Teachers should have the resources they need to be able to teach kids of varying abilities, and that is what Gonski was all about. It is a damning indictment on this government that they have not only abandoned Gonski but then tried to pretend somehow that they have kept their election commitments on this matter.

Children do not choose what socioeconomic background they come from. These cuts hurt students, they hurt parents, they hurt the teachers and they hurt communities right across Australia. We can ease the struggle for many families, students and teachers by providing them with the tools to excel, develop and lift them out of poverty. We do not do that by cutting school funding.

We certainly do not do that by cutting and not making guarantees to commit to the disability loading in Gonski. We do not do that by cutting $128 million from youth education and employment programs, leaving future generations of students without the critical resources of the national Job Guide to assist with selecting subjects for years 10, 11, and 12 to develop a path to employment. We do not it by cutting funding to TAFE and cutting funding to universities.

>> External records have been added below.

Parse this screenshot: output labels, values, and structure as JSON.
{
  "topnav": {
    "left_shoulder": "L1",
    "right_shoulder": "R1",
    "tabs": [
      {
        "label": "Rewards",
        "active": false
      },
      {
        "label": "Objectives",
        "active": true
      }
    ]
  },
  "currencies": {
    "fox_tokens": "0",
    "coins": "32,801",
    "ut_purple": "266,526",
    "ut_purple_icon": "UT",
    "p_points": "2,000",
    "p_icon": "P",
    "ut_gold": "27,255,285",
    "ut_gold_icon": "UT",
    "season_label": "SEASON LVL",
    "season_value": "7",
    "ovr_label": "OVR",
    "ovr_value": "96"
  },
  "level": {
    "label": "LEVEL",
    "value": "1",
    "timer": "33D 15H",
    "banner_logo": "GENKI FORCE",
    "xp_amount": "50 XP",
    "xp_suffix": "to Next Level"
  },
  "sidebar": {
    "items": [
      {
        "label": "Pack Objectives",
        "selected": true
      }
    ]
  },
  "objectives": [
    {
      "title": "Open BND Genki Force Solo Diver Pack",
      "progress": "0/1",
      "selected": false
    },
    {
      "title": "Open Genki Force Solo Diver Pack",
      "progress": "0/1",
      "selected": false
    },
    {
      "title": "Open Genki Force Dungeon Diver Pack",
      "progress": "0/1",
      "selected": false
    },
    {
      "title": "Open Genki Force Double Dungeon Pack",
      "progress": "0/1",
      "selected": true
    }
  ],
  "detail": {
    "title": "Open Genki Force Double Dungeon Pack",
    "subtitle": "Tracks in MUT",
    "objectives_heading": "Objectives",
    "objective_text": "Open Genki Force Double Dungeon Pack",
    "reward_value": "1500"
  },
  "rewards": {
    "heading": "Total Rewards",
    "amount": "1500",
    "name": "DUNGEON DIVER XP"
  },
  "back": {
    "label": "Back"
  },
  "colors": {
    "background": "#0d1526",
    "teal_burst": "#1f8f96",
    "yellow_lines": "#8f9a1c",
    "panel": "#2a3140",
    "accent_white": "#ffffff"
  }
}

We are sent to this place to ensure that future generations inherit a more prosperous, safer and healthier Australia. How can we leave them an education system where the gap between the rich and poor gets even bigger? As a nation we cannot afford to leave our children behind and we are doing that by cutting funding to schools. What this government is saying to students and to our children is that they do not value their education. They are saying that they do not care whether the gap between advantaged and disadvantaged schools gets bigger. They do not care whether the gap between Indigenous and non-Indigenous students, students with a disability or students from a low socioeconomic background continues to get bigger: 'We are not going to resource your school to help teach those students.'

We have a once-in-a-generation chance to make sure our students, classrooms and teachers are resourced properly for the future, but this government is choosing a path that leaves students more disadvantaged and without the proper support they need. They are abandoning the students of Australia and they will be condemned for it.